Brazil’s National Telecommunications Agency (Agencia Nacional de Telecomunicacoes, Anatel) has opened the process to evaluate the forfeiture of Oi’s fixed switched telephone services (servicos de telefonia fixa comutada, STFC) concession. The review of the licensing situation commenced on 8 May and was prompted by Oi’s failure to fulfil certain universal service and backhaul obligations by December 2022.
By ceasing to be a concessionaire, the cash-strapped telco would have more freedom to seek an investor to assume its debts and take over its operations without having to adhere to the strict regulatory obligations connected to the concession. However, forfeiture of the STFC licence is one of several regulatory options on the table.

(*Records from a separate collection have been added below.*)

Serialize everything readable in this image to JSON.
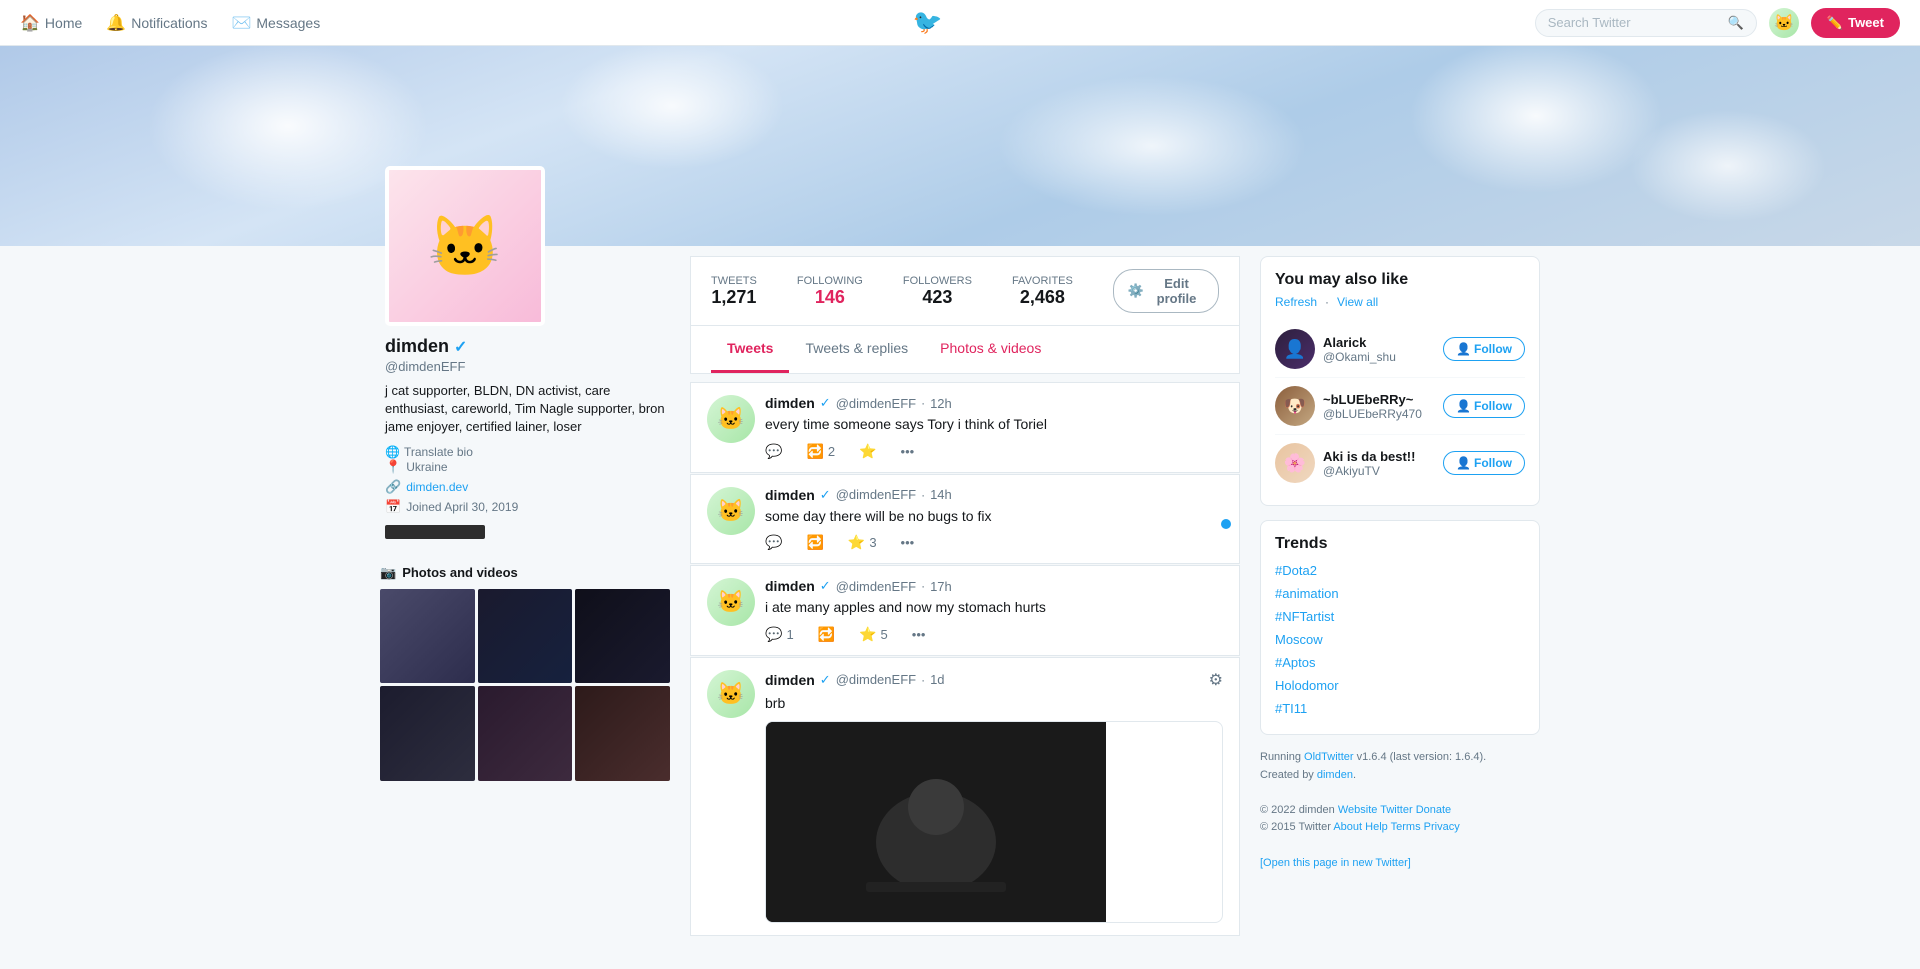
{
  "navbar": {
    "home_label": "Home",
    "notifications_label": "Notifications",
    "messages_label": "Messages",
    "search_placeholder": "Search Twitter",
    "tweet_button_label": "Tweet"
  },
  "profile": {
    "name": "dimden",
    "handle": "@dimdenEFF",
    "verified": true,
    "bio": "j cat supporter, BLDN, DN activist, care enthusiast, careworld, Tim Nagle supporter, bron jame enjoyer, certified lainer, loser",
    "location": "Ukraine",
    "website": "dimden.dev",
    "joined": "Joined April 30, 2019",
    "translate_label": "Translate bio"
  },
  "stats": {
    "tweets_label": "TWEETS",
    "tweets_value": "1,271",
    "following_label": "FOLLOWING",
    "following_value": "146",
    "followers_label": "FOLLOWERS",
    "followers_value": "423",
    "favorites_label": "FAVORITES",
    "favorites_value": "2,468"
  },
  "edit_profile_label": "Edit profile",
  "tabs": [
    {
      "id": "tweets",
      "label": "Tweets",
      "active": true
    },
    {
      "id": "replies",
      "label": "Tweets & replies",
      "active": false
    },
    {
      "id": "photos",
      "label": "Photos & videos",
      "active": false
    }
  ],
  "photos_section": {
    "title": "Photos and videos",
    "camera_icon": "📷"
  },
  "tweets": [
    {
      "id": 1,
      "name": "dimden",
      "handle": "@dimdenEFF",
      "time": "12h",
      "text": "every time someone says Tory i think of Toriel",
      "replies": "",
      "retweets": "2",
      "likes": "",
      "has_more": true
    },
    {
      "id": 2,
      "name": "dimden",
      "handle": "@dimdenEFF",
      "time": "14h",
      "text": "some day there will be no bugs to fix",
      "replies": "",
      "retweets": "",
      "likes": "3",
      "has_more": false
    },
    {
      "id": 3,
      "name": "dimden",
      "handle": "@dimdenEFF",
      "time": "17h",
      "text": "i ate many apples and now my stomach hurts",
      "replies": "1",
      "retweets": "",
      "likes": "5",
      "has_more": false
    },
    {
      "id": 4,
      "name": "dimden",
      "handle": "@dimdenEFF",
      "time": "1d",
      "text": "brb",
      "replies": "",
      "retweets": "",
      "likes": "",
      "has_media": true,
      "has_more": true
    }
  ],
  "you_may_like": {
    "title": "You may also like",
    "refresh_label": "Refresh",
    "view_all_label": "View all",
    "suggestions": [
      {
        "id": 1,
        "name": "Alarick",
        "handle": "@Okami_shu",
        "follow_label": "Follow"
      },
      {
        "id": 2,
        "name": "~bLUEbeRRy~",
        "handle": "@bLUEbeRRy470",
        "follow_label": "Follow"
      },
      {
        "id": 3,
        "name": "Aki is da best!!",
        "handle": "@AkiyuTV",
        "follow_label": "Follow"
      }
    ]
  },
  "trends": {
    "title": "Trends",
    "items": [
      "#Dota2",
      "#animation",
      "#NFTartist",
      "Moscow",
      "#Aptos",
      "Holodomor",
      "#TI11"
    ]
  },
  "footer": {
    "running_label": "Running",
    "old_twitter_label": "OldTwitter",
    "version": "v1.6.4 (last version: 1.6.4).",
    "created_by_label": "Created by",
    "creator": "dimden",
    "year1": "© 2022 dimden",
    "website_label": "Website",
    "twitter_label": "Twitter",
    "donate_label": "Donate",
    "year2": "© 2015 Twitter",
    "about_label": "About",
    "help_label": "Help",
    "terms_label": "Terms",
    "privacy_label": "Privacy",
    "open_new_label": "[Open this page in new Twitter]"
  }
}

Oi could be allowed to migrate to an authorisation licensing model, meaning an end to the arbitration process. Alternatively, the STFC regime could be ended by government decree.
TeleGeography notes that Oi is the STFC concessionaire responsible for Regions I and II, which include all Brazilian states except Sao Paulo and the Distrito Federal (DF). The company’s current concession agreements are valid until 31 December 2025. The debt-wracked telco closed out December 2022 with 7.771 million fixed voice subscriptions, down from 8.651 million one year earlier, and a peak of 21.293 million at end-2009.